O Instituto Nexus divulgou, ontem, uma nova pesquisa de intenção de votos para a Presidência da República, levantamento este encomendado pelo banco BTG Pactual. No cenário de primeiro turno, o presidente Lula da Silva (PT) lidera com 40% das intenções, seguido por Flávio Bolsonaro (PL), que aparece com 34%. Na sequência, pontuam Ronaldo Caiado (PSD) com 5%, seguidos por Renan Santos (Missão) e Romeu Zema (Novo), ambos com 4%. Joaquim Barbosa (DC) e Augusto Cury (Avante) registram 2% cada, enquanto Aécio Neves (PSDB) aparece com 1% e Cabo Daciolo (Mobiliza) não pontuou. Votos em branco, nulos ou nenhum somam 6%, enquanto 3% dos entrevistados não souberam ou não responderam.
Em simulações de segundo turno, o presidente Lula mantém a dianteira em todos os cenários testados. Contra Flávio Bolsonaro, o petista apresenta 47% das intenções de voto frente a 44% do senador, com 8% de brancos/nulos e 1% de indecisos. Diante de Ronaldo Caiado, Lula atinge 47% contra 38% do adversário (13% branco/nulo e 2% não sabe). No embate contra Romeu Zema, o resultado se repete com Lula em 47% contra 40% de Zema (11% branco/nulo e 2% não sabe). Já contra Renan Santos, Lula registra 49% das intenções contra 35% do candidato da Missão, cenário que apresenta 14% de brancos/nulos e 2% de indecisos.

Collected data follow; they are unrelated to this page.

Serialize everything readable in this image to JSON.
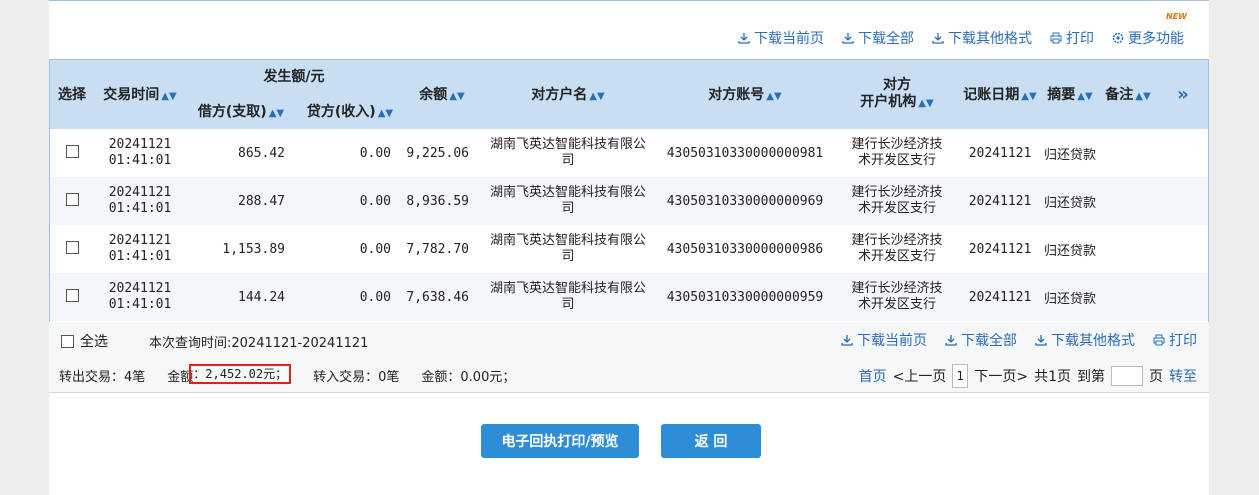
{
  "toolbar": {
    "items": [
      "下载当前页",
      "下载全部",
      "下载其他格式",
      "打印",
      "更多功能"
    ],
    "new_badge": "NEW"
  },
  "table": {
    "headers": {
      "select": "选择",
      "time": "交易时间",
      "amount_group": "发生额/元",
      "debit": "借方(支取)",
      "credit": "贷方(收入)",
      "balance": "余额",
      "counterparty": "对方户名",
      "account": "对方账号",
      "bank_line1": "对方",
      "bank_line2": "开户机构",
      "date": "记账日期",
      "summary": "摘要",
      "remark": "备注",
      "more": "»"
    },
    "rows": [
      {
        "date_line": "20241121",
        "time_line": "01:41:01",
        "debit": "865.42",
        "credit": "0.00",
        "balance": "9,225.06",
        "counterparty": "湖南飞英达智能科技有限公司",
        "account": "43050310330000000981",
        "bank": "建行长沙经济技术开发区支行",
        "post_date": "20241121",
        "summary": "归还贷款",
        "remark": ""
      },
      {
        "date_line": "20241121",
        "time_line": "01:41:01",
        "debit": "288.47",
        "credit": "0.00",
        "balance": "8,936.59",
        "counterparty": "湖南飞英达智能科技有限公司",
        "account": "43050310330000000969",
        "bank": "建行长沙经济技术开发区支行",
        "post_date": "20241121",
        "summary": "归还贷款",
        "remark": ""
      },
      {
        "date_line": "20241121",
        "time_line": "01:41:01",
        "debit": "1,153.89",
        "credit": "0.00",
        "balance": "7,782.70",
        "counterparty": "湖南飞英达智能科技有限公司",
        "account": "43050310330000000986",
        "bank": "建行长沙经济技术开发区支行",
        "post_date": "20241121",
        "summary": "归还贷款",
        "remark": ""
      },
      {
        "date_line": "20241121",
        "time_line": "01:41:01",
        "debit": "144.24",
        "credit": "0.00",
        "balance": "7,638.46",
        "counterparty": "湖南飞英达智能科技有限公司",
        "account": "43050310330000000959",
        "bank": "建行长沙经济技术开发区支行",
        "post_date": "20241121",
        "summary": "归还贷款",
        "remark": ""
      }
    ]
  },
  "footer": {
    "select_all": "全选",
    "query_time": "本次查询时间:20241121-20241121",
    "links": [
      "下载当前页",
      "下载全部",
      "下载其他格式",
      "打印"
    ],
    "out_count": "转出交易：4笔",
    "out_amount_label": "金额",
    "out_amount_value": "：2,452.02元；",
    "in_count": "转入交易：0笔",
    "in_amount": "金额：0.00元；",
    "first": "首页",
    "prev": "<上一页",
    "page": "1",
    "next": "下一页>",
    "total": "共1页",
    "goto_label": "到第",
    "page_suffix": "页",
    "go": "转至"
  },
  "buttons": {
    "print_preview": "电子回执打印/预览",
    "back": "返 回"
  }
}
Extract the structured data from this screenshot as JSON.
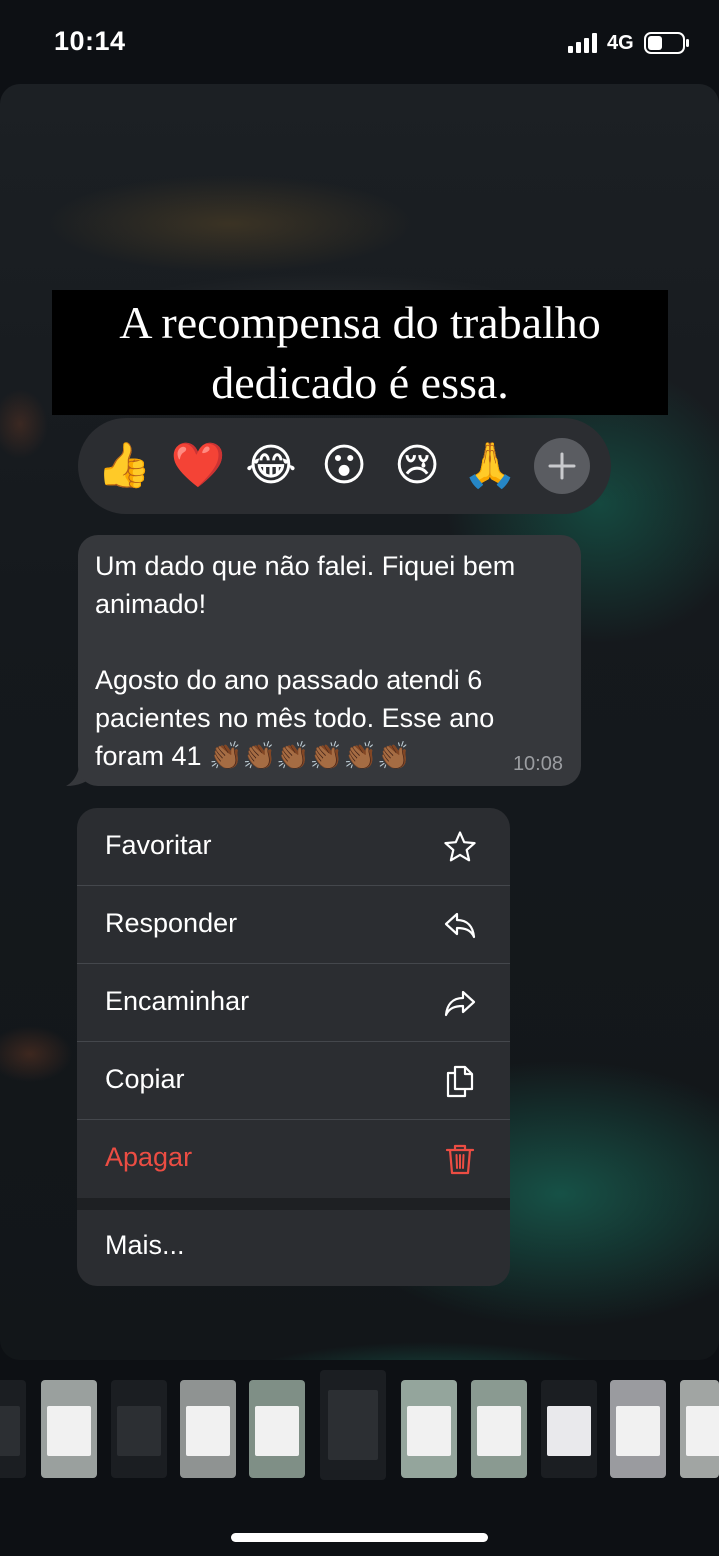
{
  "status_bar": {
    "time": "10:14",
    "network": "4G"
  },
  "sticker": {
    "caption_line1": "A recompensa do trabalho",
    "caption_line2": "dedicado é essa."
  },
  "reactions": {
    "items": [
      {
        "emoji": "👍",
        "name": "thumbs-up"
      },
      {
        "emoji": "❤️",
        "name": "heart"
      },
      {
        "emoji": "😂",
        "name": "tears-of-joy"
      },
      {
        "emoji": "😮",
        "name": "surprised"
      },
      {
        "emoji": "😢",
        "name": "crying"
      },
      {
        "emoji": "🙏",
        "name": "praying-hands"
      }
    ],
    "add_icon": "plus-icon"
  },
  "message": {
    "text": "Um dado que não falei. Fiquei bem animado!\n\nAgosto do ano passado atendi 6 pacientes no mês todo. Esse ano foram 41 👏🏾👏🏾👏🏾👏🏾👏🏾👏🏾",
    "time": "10:08"
  },
  "menu": {
    "items": [
      {
        "label": "Favoritar",
        "icon": "star-icon"
      },
      {
        "label": "Responder",
        "icon": "reply-icon"
      },
      {
        "label": "Encaminhar",
        "icon": "forward-icon"
      },
      {
        "label": "Copiar",
        "icon": "copy-icon"
      },
      {
        "label": "Apagar",
        "icon": "trash-icon"
      }
    ],
    "more_label": "Mais..."
  },
  "colors": {
    "danger": "#ec4d43",
    "menu_bg": "#2b2d31",
    "bubble_bg": "#36383c"
  }
}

A pesquisa entrevistou 2.003 eleitores entre os dias 10 e 12 de julho de 2026. O levantamento possui um nível de confiança de 95% e uma margem de erro de dois pontos porcentuais, estando devidamente registrado no Tribunal Superior Eleitoral (TSE) sob o número BR-07981/2026.
Finais
Os números evidenciam que o eleitorado brasileiro permanece altamente segmentado entre dois polos principais, representados pelo presidente Lula e pelo senador Flávio Bolsonaro. Embora Lula tenha registrado uma oscilação negativa de dois pontos porcentuais no primeiro turno, em comparação à pesquisa anterior do Instituto Nexos, ele ainda mantém uma liderança consolidada, superando a soma das intenções de voto de todos os outros candidatos. A estagnação dos nomes que compõem o chamado campo de centro ou “terceira via, a exemplo de Ronaldo Caiado, Romeu Zema e Renan Santos, reforça a tese de que a polarização entre o PT e o bolsonarismo atua como uma barreira de entrada quase intransponível. Esses candidatos enfrentam o desafio duplo de ganhar reconhecimento nacional e, simultaneamente, quebrar a lealdade ideológica dos eleitores, que tendem a migrar para o “voto útil” na reta final da campanha, visando impedir a vitória do adversário que mais rejeitam.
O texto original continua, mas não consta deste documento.